Preparation Time: 15 minutes
Cooking Time: 30 minutes
Servings: 4


1 tablespoon olive oil
4 chicken thighs, bone in, skin removed
1 onion, peeled and sliced
2 cloves garlic, peeled and finely chopped
½ teaspoon ground turmeric
½ teaspoon chilli flakes
1 teaspoon ground ginger
1 teaspoon black pepper
½ teaspoon ground cinnamon
1 teaspoon paprika
400g (1 can) chopped tomatoes
100g (4oz) cooked chickpeas
6 ready to eat apricots, chopped
½ lemon, juice
2 tablespoons chopped fresh parsley or coriander
1 tablespoon flaked almonds


1) Heat the oil in a large saucepan over a medium heat and gently fry the chicken thighs for 5 minutes on each side until browned. Remove to a plate and leave to one side.

2) Reheat the pan. Add the onion and garlic and gently fry 5 minutes until the onions are soft.
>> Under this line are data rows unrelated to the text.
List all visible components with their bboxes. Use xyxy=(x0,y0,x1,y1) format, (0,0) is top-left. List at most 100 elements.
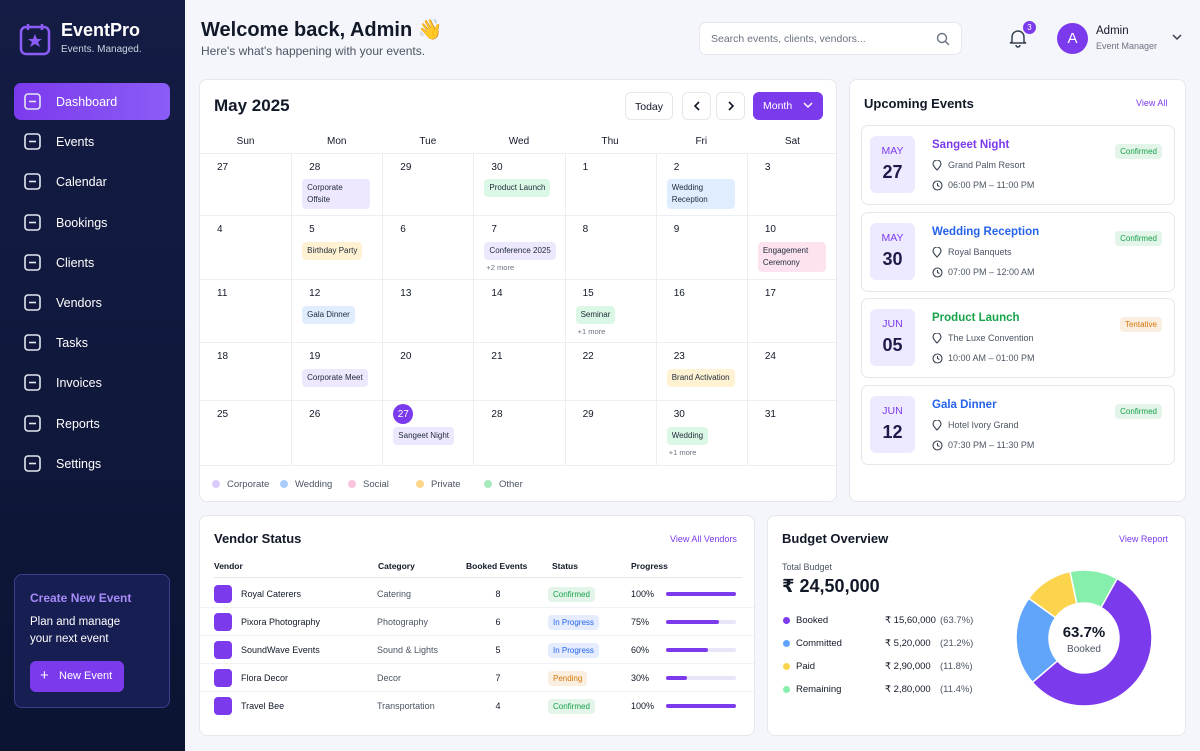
calendar-cell[interactable]: 9 xyxy=(655,215,747,279)
nav-label: Invoices xyxy=(56,376,102,391)
upcoming-card: Upcoming Events View All MAY 27 Sangeet Nigh… xyxy=(849,79,1186,502)
calendar-cell[interactable]: 27 xyxy=(200,153,292,215)
event-item[interactable]: MAY 30 Wedding Reception Royal Banquets 07:0… xyxy=(861,211,1175,292)
calendar-cell[interactable]: 10 Engagement Ceremony xyxy=(746,215,838,279)
calendar-cell[interactable]: 29 xyxy=(382,153,474,215)
calendar-cell[interactable]: 2 Wedding Reception xyxy=(655,153,747,215)
search-box[interactable]: Search events, clients, vendors... xyxy=(699,22,962,55)
calendar-cell[interactable]: 24 xyxy=(746,342,838,400)
nav-item[interactable]: Invoices xyxy=(14,364,170,401)
calendar-cell[interactable]: 6 xyxy=(382,215,474,279)
nav-item[interactable]: Clients xyxy=(14,244,170,281)
calendar-cell[interactable]: 22 xyxy=(564,342,656,400)
today-button[interactable]: Today xyxy=(625,92,673,120)
calendar-cell[interactable]: 29 xyxy=(564,400,656,465)
calendar-cell[interactable]: 8 xyxy=(564,215,656,279)
calendar-cell[interactable]: 4 xyxy=(200,215,292,279)
day-number: 28 xyxy=(309,162,321,173)
calendar-cell[interactable]: 13 xyxy=(382,279,474,342)
page-subtitle: Here's what's happening with your events… xyxy=(201,44,426,58)
event-pill: Corporate Meet xyxy=(302,369,368,387)
calendar-cell[interactable]: 15 Seminar +1 more xyxy=(564,279,656,342)
nav-item[interactable]: Calendar xyxy=(14,163,170,200)
day-number: 1 xyxy=(582,162,589,173)
vendor-category: Photography xyxy=(377,617,429,627)
day-number: 30 xyxy=(491,162,503,173)
calendar-cell[interactable]: 26 xyxy=(291,400,383,465)
calendar-cell[interactable]: 31 xyxy=(746,400,838,465)
progress-bar xyxy=(666,648,708,652)
event-venue: The Luxe Convention xyxy=(948,333,1034,344)
event-item[interactable]: MAY 27 Sangeet Night Grand Palm Resort 06:00… xyxy=(861,125,1175,205)
vendor-title: Vendor Status xyxy=(214,531,302,546)
calendar-cell[interactable]: 30 Wedding +1 more xyxy=(655,400,747,465)
search-placeholder: Search events, clients, vendors... xyxy=(711,33,866,45)
event-item[interactable]: JUN 05 Product Launch The Luxe Convention 10… xyxy=(861,298,1175,379)
calendar-cell[interactable]: 28 xyxy=(473,400,565,465)
calendar-cell[interactable]: 1 xyxy=(564,153,656,215)
calendar-cell[interactable]: 30 Product Launch xyxy=(473,153,565,215)
nav-item[interactable]: Reports xyxy=(14,405,170,442)
calendar-cell[interactable]: 28 Corporate Offsite xyxy=(291,153,383,215)
vendor-row: Flora Decor Decor 7 Pending 30% xyxy=(200,664,756,692)
nav-item[interactable]: Vendors xyxy=(14,284,170,321)
nav-icon xyxy=(24,93,41,110)
nav-item[interactable]: Tasks xyxy=(14,324,170,361)
nav-item[interactable]: Settings xyxy=(14,445,170,482)
legend-label: Other xyxy=(499,479,523,490)
view-report-link[interactable]: View Report xyxy=(1119,534,1168,544)
new-event-button[interactable]: + New Event xyxy=(30,661,124,692)
today-marker xyxy=(393,404,414,424)
calendar-cell[interactable]: 27 Sangeet Night xyxy=(382,400,474,465)
event-venue: Grand Palm Resort xyxy=(948,160,1026,170)
nav-arrow-button[interactable] xyxy=(682,92,711,120)
view-all-link[interactable]: View All xyxy=(1136,98,1168,108)
budget-item-pct: (11.4%) xyxy=(940,684,973,695)
donut-segment xyxy=(1069,569,1119,609)
event-pill: Wedding Reception xyxy=(666,179,735,209)
button-label: New Event xyxy=(59,670,113,682)
today-label: Today xyxy=(635,101,664,113)
event-item[interactable]: JUN 12 Gala Dinner Hotel Ivory Grand 07:30 P… xyxy=(861,384,1175,465)
calendar-cell[interactable]: 3 xyxy=(746,153,838,215)
calendar-cell[interactable]: 14 xyxy=(473,279,565,342)
vendor-icon xyxy=(214,613,232,631)
month-view-button[interactable]: Month xyxy=(753,92,823,120)
legend-dot xyxy=(212,480,220,488)
calendar-cell[interactable]: 12 Gala Dinner xyxy=(291,279,383,342)
budget-item-pct: (63.7%) xyxy=(940,615,974,626)
notification-bell[interactable] xyxy=(1008,28,1028,48)
nav-arrow-button[interactable] xyxy=(716,92,745,120)
event-time: 07:00 PM – 12:00 AM xyxy=(948,266,1035,277)
search-icon xyxy=(936,32,950,46)
calendar-cell[interactable]: 18 xyxy=(200,342,292,400)
calendar-cell[interactable]: 11 xyxy=(200,279,292,342)
column-header: Progress xyxy=(631,561,668,571)
calendar-cell[interactable]: 21 xyxy=(473,342,565,400)
calendar-cell[interactable]: 23 Brand Activation xyxy=(655,342,747,400)
calendar-cell[interactable]: 20 xyxy=(382,342,474,400)
calendar-cell[interactable]: 16 xyxy=(655,279,747,342)
booked-events: 4 xyxy=(495,701,501,711)
calendar-cell[interactable]: 17 xyxy=(746,279,838,342)
date-month: MAY xyxy=(881,231,904,244)
calendar-cell[interactable]: 19 Corporate Meet xyxy=(291,342,383,400)
nav-item[interactable]: Bookings xyxy=(14,204,170,241)
day-number: 24 xyxy=(764,351,776,362)
event-venue: Hotel Ivory Grand xyxy=(948,419,1019,430)
legend-dot xyxy=(783,640,790,647)
status-badge: In Progress xyxy=(548,615,599,630)
calendar-cell[interactable]: 5 Birthday Party xyxy=(291,215,383,279)
sidebar: EventPro Events. Managed. Dashboard Events C… xyxy=(0,0,185,751)
calendar-cell[interactable]: 7 Conference 2025 +2 more xyxy=(473,215,565,279)
avatar: A xyxy=(1057,23,1088,54)
view-all-vendors-link[interactable]: View All Vendors xyxy=(670,534,737,544)
calendar-cell[interactable]: 25 xyxy=(200,400,292,465)
status-badge: Confirmed xyxy=(548,699,595,714)
nav-item[interactable]: Dashboard xyxy=(14,83,170,120)
nav-item[interactable]: Events xyxy=(14,123,170,160)
nav-icon xyxy=(24,253,41,271)
weekday: Sat xyxy=(784,136,800,147)
arrow-icon xyxy=(693,101,700,111)
progress-label: 75% xyxy=(631,617,650,627)
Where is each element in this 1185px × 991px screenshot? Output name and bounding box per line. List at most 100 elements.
3) Add the spices – turmeric, chilli, ginger, black pepper, cinnamon and paprika. Stir and cook for 1 minute.

4) Add the canned tomatoes. Simmer for 5 minutes

5) Stir in the chickpeas and apricots.

6) Add the browned chicken thighs.

7) Simmer for 15 minutes and until the chicken is cooked through.

8) Just before serving, squeeze in the lemon juice and sprinkle with parsley or coriander and almonds.